Exigimos que a Fundação Nacional do Índio (FUNAI) pare de intimidar funcionários que participam nestas discussões e articulações da sociedade civil. Exigimos ainda, que a FUNAI cumpra sua missão, que consiste em proteger e promover os direitos dos povos indígenas. Com tais intimidações, a FUNAI fere mais uma vez os direitos à livre expressão destes povos.

Entendemos que, na medida em que a falência do modelo subjacente das políticas e dos projetos ambientais e climáticos em questão se torna obvia, sua defesa por parte daqueles que tem seus interesses particulares entrelaçados com tais políticas e projetos tende a se tornar cada vez mais repressiva e violenta. Como já disse o filósofo Paul Valery: quem não pode atacar o argumento, ataca o argumentador.

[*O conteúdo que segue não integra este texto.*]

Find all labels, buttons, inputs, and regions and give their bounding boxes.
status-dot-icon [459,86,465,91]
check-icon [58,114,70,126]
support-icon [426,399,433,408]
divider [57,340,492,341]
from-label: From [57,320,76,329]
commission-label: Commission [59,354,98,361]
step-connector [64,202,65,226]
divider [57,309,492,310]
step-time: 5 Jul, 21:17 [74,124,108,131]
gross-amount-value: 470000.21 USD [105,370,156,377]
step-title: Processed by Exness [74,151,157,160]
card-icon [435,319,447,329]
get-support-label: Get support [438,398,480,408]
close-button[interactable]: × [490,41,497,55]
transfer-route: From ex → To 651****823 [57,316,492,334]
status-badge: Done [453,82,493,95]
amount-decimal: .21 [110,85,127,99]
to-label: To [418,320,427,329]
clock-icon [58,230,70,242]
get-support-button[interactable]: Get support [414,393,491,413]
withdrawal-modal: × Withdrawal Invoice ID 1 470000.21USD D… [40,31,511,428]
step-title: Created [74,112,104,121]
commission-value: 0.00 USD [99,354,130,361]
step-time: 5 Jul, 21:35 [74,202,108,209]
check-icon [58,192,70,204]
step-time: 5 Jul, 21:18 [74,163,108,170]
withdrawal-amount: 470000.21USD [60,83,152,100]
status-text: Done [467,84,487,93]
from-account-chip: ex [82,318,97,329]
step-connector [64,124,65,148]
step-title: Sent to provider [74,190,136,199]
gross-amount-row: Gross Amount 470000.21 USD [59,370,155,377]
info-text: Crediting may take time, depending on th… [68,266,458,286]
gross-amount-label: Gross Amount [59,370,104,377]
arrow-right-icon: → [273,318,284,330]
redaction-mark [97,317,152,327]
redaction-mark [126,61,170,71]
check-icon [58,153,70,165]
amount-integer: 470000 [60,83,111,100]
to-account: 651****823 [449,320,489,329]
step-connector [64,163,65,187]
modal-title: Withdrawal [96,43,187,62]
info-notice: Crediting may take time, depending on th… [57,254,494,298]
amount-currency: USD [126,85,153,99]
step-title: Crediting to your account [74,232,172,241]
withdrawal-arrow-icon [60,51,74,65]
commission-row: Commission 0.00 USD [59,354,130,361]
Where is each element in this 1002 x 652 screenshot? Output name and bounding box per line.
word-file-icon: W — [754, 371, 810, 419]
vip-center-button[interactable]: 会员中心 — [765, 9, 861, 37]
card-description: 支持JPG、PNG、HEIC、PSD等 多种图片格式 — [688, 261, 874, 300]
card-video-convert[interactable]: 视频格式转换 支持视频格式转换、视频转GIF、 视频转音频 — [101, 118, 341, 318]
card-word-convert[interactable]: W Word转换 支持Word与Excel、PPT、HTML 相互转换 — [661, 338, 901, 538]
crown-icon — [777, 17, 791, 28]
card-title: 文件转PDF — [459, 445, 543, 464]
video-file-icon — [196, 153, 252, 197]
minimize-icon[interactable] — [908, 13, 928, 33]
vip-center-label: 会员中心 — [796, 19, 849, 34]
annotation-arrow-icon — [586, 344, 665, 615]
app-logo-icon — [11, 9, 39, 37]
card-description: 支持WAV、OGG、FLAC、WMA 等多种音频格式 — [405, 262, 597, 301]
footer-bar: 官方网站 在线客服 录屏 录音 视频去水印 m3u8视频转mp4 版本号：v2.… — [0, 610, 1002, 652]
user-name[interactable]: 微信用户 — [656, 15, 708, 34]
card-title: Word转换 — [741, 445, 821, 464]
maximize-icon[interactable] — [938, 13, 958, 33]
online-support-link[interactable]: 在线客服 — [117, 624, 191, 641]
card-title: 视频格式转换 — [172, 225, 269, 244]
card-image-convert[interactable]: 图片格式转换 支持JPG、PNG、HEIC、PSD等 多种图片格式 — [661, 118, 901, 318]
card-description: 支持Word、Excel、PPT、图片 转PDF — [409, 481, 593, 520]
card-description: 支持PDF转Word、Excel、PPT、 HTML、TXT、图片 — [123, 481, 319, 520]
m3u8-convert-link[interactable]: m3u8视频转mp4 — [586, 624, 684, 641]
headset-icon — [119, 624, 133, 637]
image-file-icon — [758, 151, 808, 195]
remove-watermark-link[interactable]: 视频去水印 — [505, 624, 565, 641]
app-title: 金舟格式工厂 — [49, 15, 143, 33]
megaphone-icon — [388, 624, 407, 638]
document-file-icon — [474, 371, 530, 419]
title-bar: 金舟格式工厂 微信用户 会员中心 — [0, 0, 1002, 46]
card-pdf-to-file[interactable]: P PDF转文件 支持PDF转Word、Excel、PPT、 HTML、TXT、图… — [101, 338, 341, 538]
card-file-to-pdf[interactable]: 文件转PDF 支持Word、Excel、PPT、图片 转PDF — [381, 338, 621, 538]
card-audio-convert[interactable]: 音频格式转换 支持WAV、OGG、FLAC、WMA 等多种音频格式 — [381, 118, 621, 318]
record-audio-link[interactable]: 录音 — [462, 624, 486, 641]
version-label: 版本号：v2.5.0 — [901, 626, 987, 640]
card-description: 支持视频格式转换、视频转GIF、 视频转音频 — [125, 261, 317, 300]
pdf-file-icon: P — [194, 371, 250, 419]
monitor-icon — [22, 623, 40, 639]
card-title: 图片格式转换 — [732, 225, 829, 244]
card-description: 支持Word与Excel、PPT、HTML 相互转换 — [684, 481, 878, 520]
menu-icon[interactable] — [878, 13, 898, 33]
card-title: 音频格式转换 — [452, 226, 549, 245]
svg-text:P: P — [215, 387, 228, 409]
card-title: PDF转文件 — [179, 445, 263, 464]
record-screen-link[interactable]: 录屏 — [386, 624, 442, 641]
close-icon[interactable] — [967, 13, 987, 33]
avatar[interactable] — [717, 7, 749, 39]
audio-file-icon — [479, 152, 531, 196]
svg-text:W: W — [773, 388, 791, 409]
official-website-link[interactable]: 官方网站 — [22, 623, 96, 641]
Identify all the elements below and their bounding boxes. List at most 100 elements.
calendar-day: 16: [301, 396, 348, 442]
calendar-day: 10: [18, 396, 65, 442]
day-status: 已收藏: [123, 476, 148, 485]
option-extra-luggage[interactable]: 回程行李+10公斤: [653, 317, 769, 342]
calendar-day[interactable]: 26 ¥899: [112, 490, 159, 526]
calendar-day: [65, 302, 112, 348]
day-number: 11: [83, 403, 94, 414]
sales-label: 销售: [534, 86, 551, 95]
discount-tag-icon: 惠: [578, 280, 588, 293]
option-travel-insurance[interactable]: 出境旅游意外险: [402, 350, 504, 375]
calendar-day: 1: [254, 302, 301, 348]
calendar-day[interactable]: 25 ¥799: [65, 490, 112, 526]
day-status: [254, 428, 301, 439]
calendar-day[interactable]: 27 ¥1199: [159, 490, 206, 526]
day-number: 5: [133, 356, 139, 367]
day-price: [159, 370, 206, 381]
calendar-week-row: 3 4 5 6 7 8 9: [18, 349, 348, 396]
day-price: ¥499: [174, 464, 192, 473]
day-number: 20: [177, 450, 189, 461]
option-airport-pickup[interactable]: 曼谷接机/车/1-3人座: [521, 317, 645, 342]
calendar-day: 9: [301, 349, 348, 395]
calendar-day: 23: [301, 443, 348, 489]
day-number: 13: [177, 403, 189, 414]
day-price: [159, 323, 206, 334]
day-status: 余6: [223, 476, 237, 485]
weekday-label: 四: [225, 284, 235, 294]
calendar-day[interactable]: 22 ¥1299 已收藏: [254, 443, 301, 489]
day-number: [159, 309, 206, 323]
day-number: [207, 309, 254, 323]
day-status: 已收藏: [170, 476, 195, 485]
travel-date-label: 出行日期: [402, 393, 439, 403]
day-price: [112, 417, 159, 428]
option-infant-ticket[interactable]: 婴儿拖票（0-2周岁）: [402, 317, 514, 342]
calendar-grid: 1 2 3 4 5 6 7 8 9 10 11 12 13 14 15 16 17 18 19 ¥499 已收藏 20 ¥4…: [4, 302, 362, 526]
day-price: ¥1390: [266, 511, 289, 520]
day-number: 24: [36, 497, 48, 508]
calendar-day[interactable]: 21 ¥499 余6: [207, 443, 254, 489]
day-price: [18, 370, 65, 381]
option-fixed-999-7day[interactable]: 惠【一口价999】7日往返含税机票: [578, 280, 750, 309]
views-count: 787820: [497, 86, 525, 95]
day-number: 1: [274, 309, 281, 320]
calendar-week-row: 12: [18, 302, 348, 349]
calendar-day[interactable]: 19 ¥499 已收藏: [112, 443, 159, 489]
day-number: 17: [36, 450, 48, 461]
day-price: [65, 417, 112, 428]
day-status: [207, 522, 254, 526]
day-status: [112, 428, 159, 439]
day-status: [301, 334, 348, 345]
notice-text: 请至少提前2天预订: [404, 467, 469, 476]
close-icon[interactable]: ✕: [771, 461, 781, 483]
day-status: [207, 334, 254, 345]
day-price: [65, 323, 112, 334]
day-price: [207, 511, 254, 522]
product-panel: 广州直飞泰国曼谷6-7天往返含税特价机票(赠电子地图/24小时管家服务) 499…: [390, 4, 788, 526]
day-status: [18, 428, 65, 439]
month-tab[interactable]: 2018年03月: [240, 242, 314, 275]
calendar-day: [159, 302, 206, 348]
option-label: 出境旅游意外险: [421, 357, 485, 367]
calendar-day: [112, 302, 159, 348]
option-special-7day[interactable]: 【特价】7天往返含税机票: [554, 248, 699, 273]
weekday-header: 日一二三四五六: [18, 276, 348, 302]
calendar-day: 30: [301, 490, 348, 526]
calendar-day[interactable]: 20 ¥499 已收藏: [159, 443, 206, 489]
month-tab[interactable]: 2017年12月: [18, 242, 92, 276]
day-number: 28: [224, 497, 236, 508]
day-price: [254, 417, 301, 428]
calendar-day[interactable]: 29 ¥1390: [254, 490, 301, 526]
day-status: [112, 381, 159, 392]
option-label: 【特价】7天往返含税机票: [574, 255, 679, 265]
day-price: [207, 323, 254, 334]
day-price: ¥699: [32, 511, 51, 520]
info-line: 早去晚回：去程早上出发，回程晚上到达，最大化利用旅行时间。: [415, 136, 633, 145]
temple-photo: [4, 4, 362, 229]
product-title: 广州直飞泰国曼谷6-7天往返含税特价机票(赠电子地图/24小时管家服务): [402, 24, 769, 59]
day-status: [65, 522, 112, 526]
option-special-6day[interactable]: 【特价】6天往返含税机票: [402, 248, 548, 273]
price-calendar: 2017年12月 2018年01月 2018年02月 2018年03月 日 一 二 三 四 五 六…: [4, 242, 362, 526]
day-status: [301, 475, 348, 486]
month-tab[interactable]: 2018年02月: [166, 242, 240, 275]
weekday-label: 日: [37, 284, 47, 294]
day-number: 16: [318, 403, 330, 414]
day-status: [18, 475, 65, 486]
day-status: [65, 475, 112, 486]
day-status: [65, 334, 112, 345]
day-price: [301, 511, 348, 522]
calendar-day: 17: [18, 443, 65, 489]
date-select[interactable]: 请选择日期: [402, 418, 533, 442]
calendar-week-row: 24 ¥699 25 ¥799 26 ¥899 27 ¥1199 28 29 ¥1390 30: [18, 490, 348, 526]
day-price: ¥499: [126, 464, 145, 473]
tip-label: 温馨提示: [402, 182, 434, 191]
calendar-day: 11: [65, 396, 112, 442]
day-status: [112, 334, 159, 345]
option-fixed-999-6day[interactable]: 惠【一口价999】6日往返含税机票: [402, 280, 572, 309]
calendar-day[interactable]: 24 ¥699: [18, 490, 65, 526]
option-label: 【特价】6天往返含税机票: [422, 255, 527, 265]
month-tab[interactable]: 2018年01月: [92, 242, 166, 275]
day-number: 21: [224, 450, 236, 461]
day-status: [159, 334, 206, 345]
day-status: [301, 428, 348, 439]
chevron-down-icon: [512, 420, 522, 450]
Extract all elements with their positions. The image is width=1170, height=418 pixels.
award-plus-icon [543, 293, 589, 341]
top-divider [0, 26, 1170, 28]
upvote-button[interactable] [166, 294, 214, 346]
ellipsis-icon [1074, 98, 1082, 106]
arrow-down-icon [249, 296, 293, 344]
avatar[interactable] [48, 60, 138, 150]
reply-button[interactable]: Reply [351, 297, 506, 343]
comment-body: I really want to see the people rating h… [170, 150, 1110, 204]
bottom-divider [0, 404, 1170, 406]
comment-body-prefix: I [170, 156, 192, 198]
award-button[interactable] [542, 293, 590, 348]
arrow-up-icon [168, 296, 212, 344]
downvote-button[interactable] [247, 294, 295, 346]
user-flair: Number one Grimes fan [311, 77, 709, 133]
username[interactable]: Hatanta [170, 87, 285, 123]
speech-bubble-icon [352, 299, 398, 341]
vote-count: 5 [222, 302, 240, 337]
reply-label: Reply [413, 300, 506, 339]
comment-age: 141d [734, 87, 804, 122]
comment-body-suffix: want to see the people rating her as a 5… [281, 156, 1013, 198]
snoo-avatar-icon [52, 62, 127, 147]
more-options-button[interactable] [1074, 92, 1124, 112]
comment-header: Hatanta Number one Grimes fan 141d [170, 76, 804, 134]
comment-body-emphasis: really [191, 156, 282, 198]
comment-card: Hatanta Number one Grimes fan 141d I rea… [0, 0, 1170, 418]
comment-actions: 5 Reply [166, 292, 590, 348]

Não podemos tolerar a continuidade desses ataques! Por isso, reiteramos o nosso apoio à Declaração de Xapuri. Reafirmamos nossa solidariedade com todos e todas que sofrem ameaças ou represálias em consequência da firmeza de seu posicionamento político em defesa dos seus territórios contra a exploração incessante do capital: vocês não estão sozinhos!